It was exceedingly steep
There's really no way you could have anticipated that.
Here's an email exchange that shines a brighter light on it. Here I am, asking the organizer about the trek:
Thanks for the invitation, John.
I like the idea, but I need to think about it pretty seriously. I'm 74 and will be looking at 75 just after the trip. I don't want to be a hindrance. I'm pretty sure I can handle the walking and altitude. But if there's much climbing, well, my balance has gone all to hell. If there is something like a rock slide we have to climb over, I could do it. But if there is a lot of stuff like that, ---- or if it's mostly like that --- then it would be a problem for me.
And here's his reply:
From what I know, this is all on well-graded trails.
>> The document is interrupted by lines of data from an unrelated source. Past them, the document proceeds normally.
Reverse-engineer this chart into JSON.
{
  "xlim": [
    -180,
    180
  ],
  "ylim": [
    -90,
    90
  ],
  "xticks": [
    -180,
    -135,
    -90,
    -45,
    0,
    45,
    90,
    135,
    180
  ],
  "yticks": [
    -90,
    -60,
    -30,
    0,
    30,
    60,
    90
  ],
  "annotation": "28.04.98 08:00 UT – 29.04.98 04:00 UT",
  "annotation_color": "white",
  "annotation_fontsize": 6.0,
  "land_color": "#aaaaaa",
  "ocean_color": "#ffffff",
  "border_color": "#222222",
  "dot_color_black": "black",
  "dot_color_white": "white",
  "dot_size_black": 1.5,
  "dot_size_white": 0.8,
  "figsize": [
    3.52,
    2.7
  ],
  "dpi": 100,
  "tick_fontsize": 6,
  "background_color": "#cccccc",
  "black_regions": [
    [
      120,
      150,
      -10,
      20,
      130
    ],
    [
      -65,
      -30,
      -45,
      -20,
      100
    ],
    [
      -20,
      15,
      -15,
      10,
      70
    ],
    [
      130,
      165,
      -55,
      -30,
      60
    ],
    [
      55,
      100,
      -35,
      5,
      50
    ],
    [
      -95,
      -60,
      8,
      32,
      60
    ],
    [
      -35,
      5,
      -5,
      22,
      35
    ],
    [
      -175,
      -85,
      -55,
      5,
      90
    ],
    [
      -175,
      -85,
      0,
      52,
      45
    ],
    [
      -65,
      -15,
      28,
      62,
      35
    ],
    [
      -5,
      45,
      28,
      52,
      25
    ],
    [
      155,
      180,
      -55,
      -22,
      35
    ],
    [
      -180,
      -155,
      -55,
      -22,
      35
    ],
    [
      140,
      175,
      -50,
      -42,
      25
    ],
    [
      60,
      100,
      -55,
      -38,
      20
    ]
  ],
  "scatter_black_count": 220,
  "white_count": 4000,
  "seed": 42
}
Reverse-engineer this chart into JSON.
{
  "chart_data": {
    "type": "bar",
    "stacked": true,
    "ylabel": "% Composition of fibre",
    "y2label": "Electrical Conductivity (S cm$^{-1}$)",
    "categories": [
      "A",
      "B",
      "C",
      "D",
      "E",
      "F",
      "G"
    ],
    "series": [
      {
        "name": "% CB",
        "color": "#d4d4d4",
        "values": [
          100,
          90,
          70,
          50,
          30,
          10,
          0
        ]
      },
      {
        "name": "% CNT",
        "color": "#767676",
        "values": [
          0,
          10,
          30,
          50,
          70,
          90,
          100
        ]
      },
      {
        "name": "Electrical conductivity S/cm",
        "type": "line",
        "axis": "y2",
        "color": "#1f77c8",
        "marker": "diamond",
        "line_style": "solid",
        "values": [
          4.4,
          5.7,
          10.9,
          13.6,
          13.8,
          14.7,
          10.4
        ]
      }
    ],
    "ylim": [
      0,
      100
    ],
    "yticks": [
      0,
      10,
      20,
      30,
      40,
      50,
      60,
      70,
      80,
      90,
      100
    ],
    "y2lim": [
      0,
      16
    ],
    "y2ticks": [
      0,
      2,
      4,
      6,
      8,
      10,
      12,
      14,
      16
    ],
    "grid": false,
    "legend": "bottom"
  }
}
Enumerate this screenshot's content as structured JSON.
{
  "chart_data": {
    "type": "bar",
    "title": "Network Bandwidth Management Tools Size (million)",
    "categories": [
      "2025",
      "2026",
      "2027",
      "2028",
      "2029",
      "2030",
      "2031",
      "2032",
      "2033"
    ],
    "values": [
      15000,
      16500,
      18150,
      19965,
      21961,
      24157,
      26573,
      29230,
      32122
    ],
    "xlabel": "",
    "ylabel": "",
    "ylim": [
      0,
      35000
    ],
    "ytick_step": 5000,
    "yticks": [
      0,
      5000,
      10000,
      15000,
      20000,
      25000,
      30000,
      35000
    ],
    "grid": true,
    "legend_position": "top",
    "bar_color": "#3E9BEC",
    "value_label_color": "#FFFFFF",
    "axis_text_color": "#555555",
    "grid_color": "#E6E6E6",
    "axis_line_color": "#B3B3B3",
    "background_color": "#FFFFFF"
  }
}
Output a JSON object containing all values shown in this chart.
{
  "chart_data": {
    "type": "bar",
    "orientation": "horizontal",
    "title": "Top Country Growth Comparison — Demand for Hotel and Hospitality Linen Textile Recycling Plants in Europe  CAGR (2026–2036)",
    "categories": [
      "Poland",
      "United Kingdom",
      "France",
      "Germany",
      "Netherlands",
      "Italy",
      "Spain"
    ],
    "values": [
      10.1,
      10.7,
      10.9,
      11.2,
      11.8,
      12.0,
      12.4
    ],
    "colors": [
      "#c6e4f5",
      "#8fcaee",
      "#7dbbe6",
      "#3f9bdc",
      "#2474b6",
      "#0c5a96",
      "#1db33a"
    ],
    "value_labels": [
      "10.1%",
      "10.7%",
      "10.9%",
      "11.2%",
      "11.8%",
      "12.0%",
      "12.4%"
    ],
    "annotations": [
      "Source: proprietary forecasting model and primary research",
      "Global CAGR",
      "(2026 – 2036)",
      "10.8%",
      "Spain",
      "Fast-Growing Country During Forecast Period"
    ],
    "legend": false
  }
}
Dunno how much walking you've done in this part of the world, but the trails are essentially the interstate highway system -- they're how all goods, from harvested apples to billiard tables, move in this region, either on the backs of humans, yaks or horses. So the trails tend to be smooth and gently angled. That's not to say there couldn't be a landslide blocking the trail, but in 10 previous Himalayan treks I've never encountered one.
And here's what happened:
Our guide, Jamling Norgay (the son of Tensing Norgay), had his own trails avoiding the new Jeep road to Lo Mothang. The jeep road is well graded, but to avoid it, you are on other trails which are, as I say, exceedingly steep. Given my info before the trip, yeah, there was no way I could have predicted this.